3. Typical Specifications & What's Acceptable
There's no one-size-fits-all. It's a trade-off between performance and cost. The key metric is single-sideband (SSB) phase noise (L(f)), typically given at offsets from the carrier (e.g., 1 kHz, 10 kHz, 100 kHz).
- General Purpose / Low-Cost Weather Radar: Might get away with -90 to -95 dBc/Hz at 1 kHz offset. Clutter rejection will be limited (maybe 30-40 dB), and you'll have noticeable spectral broadening. Adequate for basic precipitation detection.
- Quality Meteorological Radar (C-band): This is likely your sweet spot. Look for -100 to -110 dBc/Hz at 1 kHz offset. This enables good MTI/MTD performance (50+ dB clutter rejection) and clean Doppler velocity fields. Many commercial airborne weather radars target this range.
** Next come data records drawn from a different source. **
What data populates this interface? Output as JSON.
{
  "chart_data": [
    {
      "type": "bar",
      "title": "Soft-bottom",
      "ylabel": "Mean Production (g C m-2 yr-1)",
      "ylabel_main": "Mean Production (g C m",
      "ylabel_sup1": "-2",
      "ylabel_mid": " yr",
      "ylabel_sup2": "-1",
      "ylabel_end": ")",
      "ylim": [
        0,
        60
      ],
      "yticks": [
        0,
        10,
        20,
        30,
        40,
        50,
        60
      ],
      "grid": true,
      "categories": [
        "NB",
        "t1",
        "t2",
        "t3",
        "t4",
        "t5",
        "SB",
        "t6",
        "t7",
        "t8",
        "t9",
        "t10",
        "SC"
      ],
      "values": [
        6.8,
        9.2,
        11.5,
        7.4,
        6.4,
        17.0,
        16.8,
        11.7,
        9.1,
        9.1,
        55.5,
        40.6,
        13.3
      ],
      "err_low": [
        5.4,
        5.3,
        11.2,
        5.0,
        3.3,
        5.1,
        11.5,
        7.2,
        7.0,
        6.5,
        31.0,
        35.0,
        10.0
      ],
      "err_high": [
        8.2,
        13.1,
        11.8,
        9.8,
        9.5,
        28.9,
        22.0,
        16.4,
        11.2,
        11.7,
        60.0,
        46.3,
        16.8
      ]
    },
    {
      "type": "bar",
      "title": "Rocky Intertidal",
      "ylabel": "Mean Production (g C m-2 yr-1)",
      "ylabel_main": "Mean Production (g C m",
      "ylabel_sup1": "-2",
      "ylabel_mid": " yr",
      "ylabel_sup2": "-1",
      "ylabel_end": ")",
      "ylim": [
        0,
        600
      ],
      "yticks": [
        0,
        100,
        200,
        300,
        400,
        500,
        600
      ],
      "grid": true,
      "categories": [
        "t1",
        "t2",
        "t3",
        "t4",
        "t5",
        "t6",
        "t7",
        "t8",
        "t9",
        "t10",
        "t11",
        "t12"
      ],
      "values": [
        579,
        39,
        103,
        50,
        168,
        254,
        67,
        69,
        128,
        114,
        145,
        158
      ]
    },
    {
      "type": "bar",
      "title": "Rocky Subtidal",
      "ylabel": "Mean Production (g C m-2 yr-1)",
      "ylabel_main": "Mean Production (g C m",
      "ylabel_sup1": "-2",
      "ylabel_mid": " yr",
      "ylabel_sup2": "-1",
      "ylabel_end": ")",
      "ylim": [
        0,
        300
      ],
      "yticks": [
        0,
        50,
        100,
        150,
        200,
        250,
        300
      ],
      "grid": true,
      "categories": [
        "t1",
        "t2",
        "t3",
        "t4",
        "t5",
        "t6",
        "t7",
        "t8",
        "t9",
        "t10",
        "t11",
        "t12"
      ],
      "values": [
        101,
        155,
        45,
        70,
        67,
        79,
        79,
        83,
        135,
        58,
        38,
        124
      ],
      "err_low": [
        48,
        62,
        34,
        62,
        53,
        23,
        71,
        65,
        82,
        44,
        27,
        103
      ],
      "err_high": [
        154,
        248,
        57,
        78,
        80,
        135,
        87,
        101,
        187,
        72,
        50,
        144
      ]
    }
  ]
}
- High-Performance / Phased Array Radars: SAR (Synthetic Aperture Radar), MTI for moving ground targets, and high-fidelity wind profiler radars require -110 dBc/Hz or better at 1 kHz, and critically, very low noise floors at offsets out to the PRF/2. These systems might spec -150 dBc/Hz at 100 kHz. This is where costs skyrocket.
For your C-band weather radar: A good, modern direct digital synthesizer (DDS) + PLL combination can hit -105 dBc/Hz @ 1 kHz without breaking the bank. Don't just look at the 1 kHz number—ask for the phase noise plot out to 1 MHz. The integrated phase noise (or equivalently, the residual FM) over the clutter bandwidth is what matters. A common pitfall is having great close-in noise but a poor noise floor, which can still limit MDS (Minimum Detectable Signal).
Pro Tip: Model it! Take your expected clutter power (e.g., +50 dBsm for ground clutter at your lowest beam elevation), apply your candidate phase noise profile, and calculate the resulting clutter noise power in your Doppler bins. Compare it to your system thermal noise. This will tell you if you've met your clutter rejection specification.